The Food and Drug Administration is pushing back on an attempt by Congress to give the Department of Defense the power to approve new drugs and medical devices used on the battlefield.
FDA Commissioner Scott Gottlieb said Tuesday that he is seeking an alternative to proposed language in the National Defense Authorization Act, which is being negotiated by House and Senate conference members this week. The alternative seeks to head off an agency brawl over the authority for approving new drugs used by service members.
“We think keeping it within the FDA’s context is the right thing,” Gottlieb said, at an event sponsored by The Hill newspaper.
Gottlieb said his compromise would speed approval of drugs and devices designed for troops.
“The alternative proposal would couple breakthrough therapy with expansion of FDA’s emergency use authorization,” Gottlieb said.
A breakthrough therapy designation is used to speedily approve a new product that is better than a product already on the market.
The dispute stems from the approval of freeze-dried plasma.

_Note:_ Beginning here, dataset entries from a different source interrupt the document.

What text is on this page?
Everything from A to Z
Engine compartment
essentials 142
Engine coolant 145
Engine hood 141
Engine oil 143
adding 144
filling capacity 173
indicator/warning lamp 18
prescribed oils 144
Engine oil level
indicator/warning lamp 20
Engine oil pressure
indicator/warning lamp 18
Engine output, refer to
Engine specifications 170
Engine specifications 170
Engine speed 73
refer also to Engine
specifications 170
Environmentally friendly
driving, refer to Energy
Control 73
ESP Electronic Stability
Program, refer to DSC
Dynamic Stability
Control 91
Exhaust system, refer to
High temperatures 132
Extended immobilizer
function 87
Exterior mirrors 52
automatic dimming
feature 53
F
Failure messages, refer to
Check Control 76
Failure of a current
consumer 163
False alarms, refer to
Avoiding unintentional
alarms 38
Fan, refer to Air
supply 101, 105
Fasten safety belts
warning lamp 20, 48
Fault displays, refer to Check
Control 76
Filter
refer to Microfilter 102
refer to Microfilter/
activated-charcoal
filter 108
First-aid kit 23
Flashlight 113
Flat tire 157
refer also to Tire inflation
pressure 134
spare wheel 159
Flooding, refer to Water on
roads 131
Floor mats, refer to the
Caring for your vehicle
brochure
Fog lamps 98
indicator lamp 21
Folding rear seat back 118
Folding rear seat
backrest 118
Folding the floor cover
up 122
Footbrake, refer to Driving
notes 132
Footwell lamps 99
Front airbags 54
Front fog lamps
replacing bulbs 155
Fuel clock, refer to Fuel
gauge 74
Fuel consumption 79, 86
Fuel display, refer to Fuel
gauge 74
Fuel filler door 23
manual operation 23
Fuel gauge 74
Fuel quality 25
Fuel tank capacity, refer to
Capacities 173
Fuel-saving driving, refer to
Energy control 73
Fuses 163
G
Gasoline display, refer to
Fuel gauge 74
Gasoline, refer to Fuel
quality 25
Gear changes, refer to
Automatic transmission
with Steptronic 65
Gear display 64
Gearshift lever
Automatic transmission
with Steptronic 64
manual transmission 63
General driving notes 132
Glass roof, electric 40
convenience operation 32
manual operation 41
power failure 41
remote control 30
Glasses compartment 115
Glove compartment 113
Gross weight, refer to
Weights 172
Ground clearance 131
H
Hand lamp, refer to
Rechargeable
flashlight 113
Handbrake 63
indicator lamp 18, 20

A spokesperson for the House Armed Services Committee panel told Politico that freeze-dried plasma hasn’t been approved for 10 years.
Gottlieb said he is committed to getting freeze-dried plasma approved quickly, saying it could be done as early as next year.
This isn’t the first time the FDA and the Pentagon have clashed over approval of a product.
In 2014, the Pentagon said in a Federal Register notice it was interested in evaluating lab-developed tests that were not approved by the FDA. The notice said the department wanted to look into whether the tests could be approved by Tricare, the agency’s healthcare program.